Ilya Grigoryevich Ehrenburg was a famous anti-fascist writer, poet, one of the most famous wartime publicists. He was the author of the story Thaw, which title is synonymous with an entire period of Soviet history. He spent about twenty years in exile, having returned to Russia only when World War II broke out. In 1908 he was arrested for underground revolutionary activities. He emigrated to France. He moved in a circle of cultural, artistic and political figures, including Vladimir Ulyanov, and engaged in literary activities in Paris. He criticized the Bolshevik movement in his works on socio-political issues. In the early 1920s, Ilya Grigorievich worked as a correspondent for the Izvestia newspaper. His journalistic articles with bright slogans became a powerful tool of Soviet propaganda in Europe. Several years later, the writer returned to his homeland, where he began to find inspiration by traveling through the Russian hinterlands. During the World War II, he was a correspondent for the newspaper Krasnaya Zvezda, wrote for other newspapers and for the Sovinformburo. In 1942, he joined the Jewish Anti-Fascist Committee and was active in collecting and publishing materials about the Holocaust.
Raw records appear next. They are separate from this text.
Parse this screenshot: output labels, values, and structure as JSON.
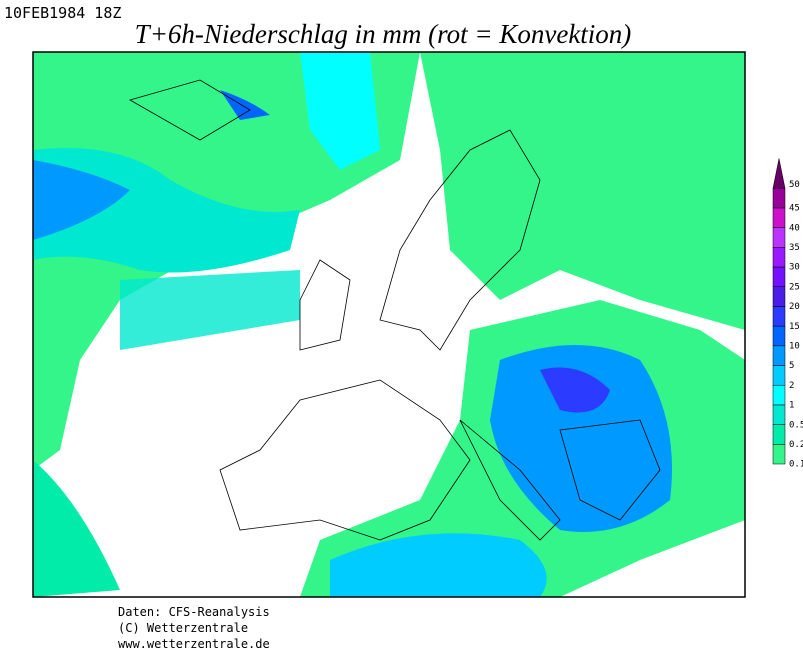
{
  "header": {
    "date": "10FEB1984 18Z",
    "title": "T+6h-Niederschlag in mm (rot = Konvektion)"
  },
  "legend": {
    "levels": [
      0.1,
      0.2,
      0.5,
      1,
      2,
      5,
      10,
      15,
      20,
      25,
      30,
      35,
      40,
      45,
      50
    ],
    "colors": [
      "#33f58a",
      "#00eca8",
      "#00e8d0",
      "#00ffff",
      "#00ccff",
      "#0099ff",
      "#0066ff",
      "#2b3bff",
      "#4b1ee8",
      "#7210ff",
      "#9a1aff",
      "#bb33ff",
      "#cc11cc",
      "#990099",
      "#660066"
    ]
  },
  "footer": {
    "lines": [
      "Daten: CFS-Reanalysis",
      "(C) Wetterzentrale",
      "www.wetterzentrale.de"
    ]
  }
}
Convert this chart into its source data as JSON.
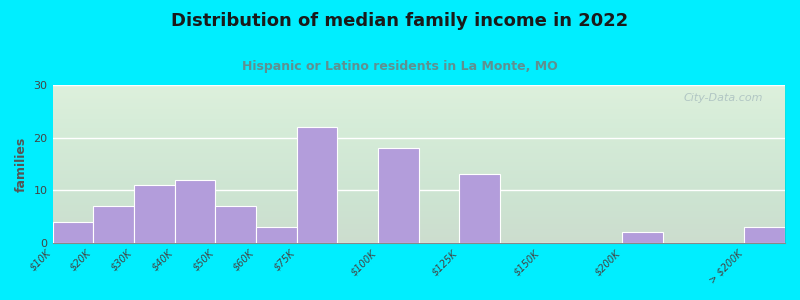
{
  "title": "Distribution of median family income in 2022",
  "subtitle": "Hispanic or Latino residents in La Monte, MO",
  "ylabel": "families",
  "categories": [
    "$10K",
    "$20K",
    "$30K",
    "$40K",
    "$50K",
    "$60K",
    "$75K",
    "$100K",
    "$125K",
    "$150K",
    "$200K",
    "> $200K"
  ],
  "values": [
    4,
    7,
    11,
    12,
    7,
    3,
    22,
    18,
    13,
    0,
    2,
    3
  ],
  "bar_color": "#b39ddb",
  "bar_edge_color": "#ffffff",
  "background_outer": "#00eeff",
  "background_plot": "#f0f8ee",
  "title_color": "#1a1a1a",
  "subtitle_color": "#5f9090",
  "ylabel_color": "#555555",
  "yticks": [
    0,
    10,
    20,
    30
  ],
  "ylim": [
    0,
    30
  ],
  "watermark": "City-Data.com",
  "watermark_color": "#aabfc0",
  "bar_widths": [
    1,
    1,
    1,
    1,
    1,
    1,
    1,
    1,
    1,
    1,
    1,
    1
  ],
  "bar_lefts": [
    0,
    1,
    2,
    3,
    4,
    5,
    6,
    8,
    10,
    12,
    14,
    17
  ]
}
Together with Vasily Grossman, he coordinated the compilation of a Black Book documenting the Holocaust.  Ehrenburg is known as the author of the first use of the phrase “Victory Day” in Russian literature. Together with the poet Konstantin Simonov, he created the famous slogan “Kill the German!”, which boosted the morale of the Red Army. The author published two other works, which became one of the most important in his creative biography, at the end of the war: The Ninth Wave and The Storm. The last essay brought Ehrenburg All-Union fame and the highest state award in the field of literature—the Stalin Prize. In 1954, he published the novel Thaw, which gave its name to an entire era of Soviet history.